APAC divestment appetite growing in 2016.
It has been noted that nearly half of all Asia-Pacific corporations polled by Ernst & Young actively plan another divestment within the next two years, compared to just 15% one year ago.
According to a research note from EY, further, half of APAC firms expect opportunistic bids as the catalyst for their next divestment sale, though EY research shows this strategy is among least likely to positively affect the remaining firm’s valuation.
Meanwhile, 81% in Asia-Pacific believe their divestments create long-term corporate value – with deal proceeds invested in core business, new products/markets, or further M&A.
Also, just 43% of Asia-Pacific corporates earn above-expectation post-deal valuations, versus 63% global peers; data suggests weak market communication on deal rationale and value.

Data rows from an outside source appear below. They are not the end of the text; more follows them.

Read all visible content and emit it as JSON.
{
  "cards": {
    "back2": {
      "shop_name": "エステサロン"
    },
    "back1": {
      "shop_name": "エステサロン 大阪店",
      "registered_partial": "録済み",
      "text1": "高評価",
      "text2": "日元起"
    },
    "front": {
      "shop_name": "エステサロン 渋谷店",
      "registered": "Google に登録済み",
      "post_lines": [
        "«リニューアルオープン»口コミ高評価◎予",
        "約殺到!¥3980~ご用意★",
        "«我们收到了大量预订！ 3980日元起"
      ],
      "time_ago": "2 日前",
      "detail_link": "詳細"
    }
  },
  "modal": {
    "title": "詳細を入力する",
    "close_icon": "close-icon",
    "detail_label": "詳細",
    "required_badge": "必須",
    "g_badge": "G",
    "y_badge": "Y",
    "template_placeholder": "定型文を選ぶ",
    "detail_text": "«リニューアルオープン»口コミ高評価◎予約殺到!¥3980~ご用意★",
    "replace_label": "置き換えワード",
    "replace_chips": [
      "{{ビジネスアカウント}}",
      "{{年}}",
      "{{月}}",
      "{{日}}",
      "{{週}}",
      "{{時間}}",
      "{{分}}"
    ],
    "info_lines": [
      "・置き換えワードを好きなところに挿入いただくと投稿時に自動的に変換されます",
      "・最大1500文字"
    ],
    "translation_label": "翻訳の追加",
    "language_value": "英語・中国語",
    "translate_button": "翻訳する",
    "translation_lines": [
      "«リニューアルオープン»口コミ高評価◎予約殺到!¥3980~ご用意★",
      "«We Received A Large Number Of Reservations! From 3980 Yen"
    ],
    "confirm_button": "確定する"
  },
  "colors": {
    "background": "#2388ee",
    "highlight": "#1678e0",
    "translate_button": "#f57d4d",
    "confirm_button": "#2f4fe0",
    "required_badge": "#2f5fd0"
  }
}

The report further said financial services acquisitions by emerging market players are expected to double to 51% of global finance divestment deals in 2016. In Asia-Pacific, 59% of acquirers are expected to be regulated domestic players.
Here's more from EY:
Stephen Lomas, Asia-Pacific Divestiture and Transaction Advisory Services Leader sees the following key trends in 2016: The divestment process has arrived in Asia-Pacific – with 47% (compared to 15% in 2015) of corporates in the region expecting to initiate a divestment within the next two years, and most of the rest (47%) at least open to opportunities if approached.
81% in Asia-Pacific see divestment as part of their long-term corporate growth strategy – with 35% planning to reinvest proceeds in the firm’s core business, 24% planning to fund expansion into new products or markets, and 14% dedicating the cash to further M&A. Divestment is gaining ground on the IPO as a key method of business remodeling.
Ernst & Young expects to see heavy levels of divestment in Australia and New Zealand led by government plans to raise funds for new infrastructure. Source of asset disposals will come from developed areas like ports, electricity and water infrastructure.
Weak commodity prices will filter through to the Asia-Pacific energy sector, with some regional oil companies likely to divest assets if crude prices remain depressed through 2016.
US and European corporates will continue to make major divestments of assets they own in the region, while Asia business owners are still more hesitant to sell through divestment than IPO, even for non-core business.